The result of this all was that at that point all real cooperation between our churches ended, or to use Schilder's figure, de kous was af. Wherever our men went they were met by the question as to whether the PRC had an established covenant view or not; and, whatever answer was given, it was not believed. In turn, by the following spring (prior to the drawing up of the Declaration of Principles) Rev. Hettinga was going about among the immigrants (including those who belonged to our churches) seeking to organize them into separate Liberated congregations, which, within the context of the Liberated view of the church, could only be a de facto affirmation that the PRC was no longer seen to be the true church in this country. 

It is true, of course, that, once the Declaration was written, the Liberated pounced on it as some kind of a wonderful justification for breaking their contact with the PRC, even though it said nothing other than had always been true, and of which they had been reminded often. Neither was it of real practical relevance, for profitable interaction between us had ceased, and maybe had never really begun. Its real significance was to be found in our own churches as it served to bring out those who through this all had become dissatisfied, and using this also as an occasion left us, not to go to the Liberated, but back into the CRC which once they "out of conviction" had left. 

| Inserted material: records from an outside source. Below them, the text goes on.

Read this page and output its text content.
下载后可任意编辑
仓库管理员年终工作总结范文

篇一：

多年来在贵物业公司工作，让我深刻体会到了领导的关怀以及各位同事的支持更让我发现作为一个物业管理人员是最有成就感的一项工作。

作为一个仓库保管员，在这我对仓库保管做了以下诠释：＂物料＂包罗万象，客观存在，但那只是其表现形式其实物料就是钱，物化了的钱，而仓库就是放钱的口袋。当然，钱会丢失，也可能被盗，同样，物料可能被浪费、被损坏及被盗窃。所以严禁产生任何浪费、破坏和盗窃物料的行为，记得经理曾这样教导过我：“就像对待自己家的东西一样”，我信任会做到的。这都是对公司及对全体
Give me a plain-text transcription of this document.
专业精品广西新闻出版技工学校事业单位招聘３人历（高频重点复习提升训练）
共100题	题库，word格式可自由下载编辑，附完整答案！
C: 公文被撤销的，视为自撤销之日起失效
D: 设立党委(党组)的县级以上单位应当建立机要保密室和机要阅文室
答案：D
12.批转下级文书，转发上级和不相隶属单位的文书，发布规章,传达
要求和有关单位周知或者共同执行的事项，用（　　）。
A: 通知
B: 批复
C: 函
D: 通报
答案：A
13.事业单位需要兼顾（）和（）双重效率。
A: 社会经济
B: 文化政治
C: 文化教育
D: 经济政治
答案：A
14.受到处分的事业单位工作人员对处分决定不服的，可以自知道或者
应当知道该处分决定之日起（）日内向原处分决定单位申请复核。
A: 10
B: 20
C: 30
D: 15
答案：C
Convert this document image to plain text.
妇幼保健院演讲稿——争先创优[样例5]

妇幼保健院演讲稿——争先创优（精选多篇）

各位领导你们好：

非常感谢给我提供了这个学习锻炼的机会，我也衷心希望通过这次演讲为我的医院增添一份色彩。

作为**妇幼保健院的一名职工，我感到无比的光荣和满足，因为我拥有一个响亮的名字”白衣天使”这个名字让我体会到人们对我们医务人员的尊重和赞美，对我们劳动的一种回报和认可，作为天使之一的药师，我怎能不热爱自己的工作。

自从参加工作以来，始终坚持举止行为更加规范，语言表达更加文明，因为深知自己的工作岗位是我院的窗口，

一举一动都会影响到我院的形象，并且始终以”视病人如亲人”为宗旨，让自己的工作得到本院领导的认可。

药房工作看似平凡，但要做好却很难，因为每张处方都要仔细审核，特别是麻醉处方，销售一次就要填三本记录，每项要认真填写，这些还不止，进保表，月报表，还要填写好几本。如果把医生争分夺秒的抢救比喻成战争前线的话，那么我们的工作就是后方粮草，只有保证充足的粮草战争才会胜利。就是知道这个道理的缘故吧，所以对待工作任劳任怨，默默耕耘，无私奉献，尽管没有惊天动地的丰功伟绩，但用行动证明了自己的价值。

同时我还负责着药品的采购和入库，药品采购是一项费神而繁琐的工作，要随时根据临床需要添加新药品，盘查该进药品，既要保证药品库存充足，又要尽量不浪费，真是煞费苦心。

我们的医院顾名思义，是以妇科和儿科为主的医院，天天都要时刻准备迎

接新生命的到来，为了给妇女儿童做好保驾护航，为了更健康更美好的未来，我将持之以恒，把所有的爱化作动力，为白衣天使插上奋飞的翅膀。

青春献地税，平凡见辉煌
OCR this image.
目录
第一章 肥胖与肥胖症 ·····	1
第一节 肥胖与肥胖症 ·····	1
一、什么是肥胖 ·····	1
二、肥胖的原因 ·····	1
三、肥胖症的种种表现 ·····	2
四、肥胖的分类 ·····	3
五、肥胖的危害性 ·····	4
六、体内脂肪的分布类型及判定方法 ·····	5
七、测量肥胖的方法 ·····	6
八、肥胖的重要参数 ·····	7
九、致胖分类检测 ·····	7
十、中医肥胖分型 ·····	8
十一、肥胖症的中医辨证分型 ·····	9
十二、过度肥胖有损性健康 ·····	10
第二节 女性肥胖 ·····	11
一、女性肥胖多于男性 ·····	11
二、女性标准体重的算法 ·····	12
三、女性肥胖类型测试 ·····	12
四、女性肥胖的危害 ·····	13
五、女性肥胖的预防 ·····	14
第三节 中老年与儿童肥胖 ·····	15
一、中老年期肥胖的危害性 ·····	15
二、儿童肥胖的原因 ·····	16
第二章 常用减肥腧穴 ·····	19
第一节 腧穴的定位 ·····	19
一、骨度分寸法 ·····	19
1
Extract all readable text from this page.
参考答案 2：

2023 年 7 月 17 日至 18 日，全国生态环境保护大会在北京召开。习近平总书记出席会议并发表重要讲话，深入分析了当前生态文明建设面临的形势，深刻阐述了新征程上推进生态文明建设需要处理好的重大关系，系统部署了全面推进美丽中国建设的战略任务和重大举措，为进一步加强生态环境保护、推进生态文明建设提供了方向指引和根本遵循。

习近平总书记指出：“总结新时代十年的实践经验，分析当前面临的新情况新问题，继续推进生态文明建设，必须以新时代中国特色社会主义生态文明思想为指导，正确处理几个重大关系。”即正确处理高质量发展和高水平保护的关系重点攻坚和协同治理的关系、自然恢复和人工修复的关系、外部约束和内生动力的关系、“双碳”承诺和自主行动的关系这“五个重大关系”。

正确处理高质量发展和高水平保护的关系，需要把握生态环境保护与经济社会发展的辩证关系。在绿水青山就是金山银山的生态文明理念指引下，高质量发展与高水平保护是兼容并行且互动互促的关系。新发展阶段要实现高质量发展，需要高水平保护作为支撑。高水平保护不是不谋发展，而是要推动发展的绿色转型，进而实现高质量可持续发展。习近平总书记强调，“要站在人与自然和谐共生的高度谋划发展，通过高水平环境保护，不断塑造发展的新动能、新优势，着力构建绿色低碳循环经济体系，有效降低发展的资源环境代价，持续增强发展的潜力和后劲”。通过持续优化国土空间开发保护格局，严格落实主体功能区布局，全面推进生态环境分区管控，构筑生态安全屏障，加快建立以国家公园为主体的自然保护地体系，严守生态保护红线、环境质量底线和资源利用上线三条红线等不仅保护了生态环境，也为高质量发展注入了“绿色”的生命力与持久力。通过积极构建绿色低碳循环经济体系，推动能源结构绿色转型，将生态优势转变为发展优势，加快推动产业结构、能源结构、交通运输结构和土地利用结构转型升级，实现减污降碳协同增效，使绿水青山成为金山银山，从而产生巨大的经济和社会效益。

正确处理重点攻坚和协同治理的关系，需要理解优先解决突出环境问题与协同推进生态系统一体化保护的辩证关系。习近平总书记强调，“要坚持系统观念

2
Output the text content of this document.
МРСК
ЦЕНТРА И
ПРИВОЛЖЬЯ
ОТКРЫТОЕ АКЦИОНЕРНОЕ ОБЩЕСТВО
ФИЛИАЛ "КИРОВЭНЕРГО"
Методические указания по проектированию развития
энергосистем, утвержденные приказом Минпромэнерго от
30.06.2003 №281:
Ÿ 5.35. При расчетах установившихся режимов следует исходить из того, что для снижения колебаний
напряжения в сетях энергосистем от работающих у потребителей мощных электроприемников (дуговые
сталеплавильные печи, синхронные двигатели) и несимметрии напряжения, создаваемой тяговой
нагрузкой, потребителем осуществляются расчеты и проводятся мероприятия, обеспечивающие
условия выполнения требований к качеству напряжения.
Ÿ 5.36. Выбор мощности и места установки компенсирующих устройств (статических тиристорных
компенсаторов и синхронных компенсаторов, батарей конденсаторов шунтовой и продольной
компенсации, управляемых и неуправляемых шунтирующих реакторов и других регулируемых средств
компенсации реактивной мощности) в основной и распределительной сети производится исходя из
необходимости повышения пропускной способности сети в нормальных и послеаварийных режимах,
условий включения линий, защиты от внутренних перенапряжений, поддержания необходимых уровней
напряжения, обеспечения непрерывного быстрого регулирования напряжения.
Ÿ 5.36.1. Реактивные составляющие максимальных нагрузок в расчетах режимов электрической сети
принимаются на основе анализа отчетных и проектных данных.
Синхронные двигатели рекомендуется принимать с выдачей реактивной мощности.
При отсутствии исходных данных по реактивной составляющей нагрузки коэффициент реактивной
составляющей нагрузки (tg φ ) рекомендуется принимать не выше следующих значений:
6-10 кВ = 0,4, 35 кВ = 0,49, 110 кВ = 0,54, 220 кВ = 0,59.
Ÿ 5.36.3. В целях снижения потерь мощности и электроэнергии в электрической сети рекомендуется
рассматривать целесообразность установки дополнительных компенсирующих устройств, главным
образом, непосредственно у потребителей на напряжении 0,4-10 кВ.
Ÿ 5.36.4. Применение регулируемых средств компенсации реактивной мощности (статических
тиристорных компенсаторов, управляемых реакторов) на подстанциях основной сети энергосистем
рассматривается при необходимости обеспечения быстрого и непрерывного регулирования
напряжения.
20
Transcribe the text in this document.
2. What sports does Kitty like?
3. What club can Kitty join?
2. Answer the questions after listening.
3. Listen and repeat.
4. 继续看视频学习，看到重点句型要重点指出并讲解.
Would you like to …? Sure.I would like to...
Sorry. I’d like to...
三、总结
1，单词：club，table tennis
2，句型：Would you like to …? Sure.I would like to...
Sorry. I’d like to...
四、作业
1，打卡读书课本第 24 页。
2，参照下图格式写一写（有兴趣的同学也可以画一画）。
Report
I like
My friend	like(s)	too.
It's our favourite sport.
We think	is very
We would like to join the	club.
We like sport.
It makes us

It was a sad history; and one wonders at times whether it could not have been done better, but fears even more whether under similar circumstance we would have the conviction or discretion to do as well as then.

And, concerning Mr. Boss-cher's next problem, we can be brief. He objects to our use of the word "sphere" regarding the covenant because it is not found in the Bible; and that is OK. Still, the fact is that there are those who are baptized and those who are not; and the question remains as to what baptism meant to those who are. At that point we must be careful to heed Paul's reminder, especially in Romans and Galatians, that no one should presume that, just because he has received the sign of the covenant (whether circumcision or baptism), he is thereby a child of Abraham and an heir of the covenant blessings. The sign does not bring grace to each one who receives it, but rather points all to the gospel truth that only, Galatians 3:9, "they which be of faith are blessed with faithful Abraham." And, being Reformed, we cannot but remember that such faith does not come from an individual himself, but is wrought by God (Canons III,IV:10-12). 

But enough. I only wish that I could stop and talk these things through over a good cup of coffee; but for the time being this must suffice.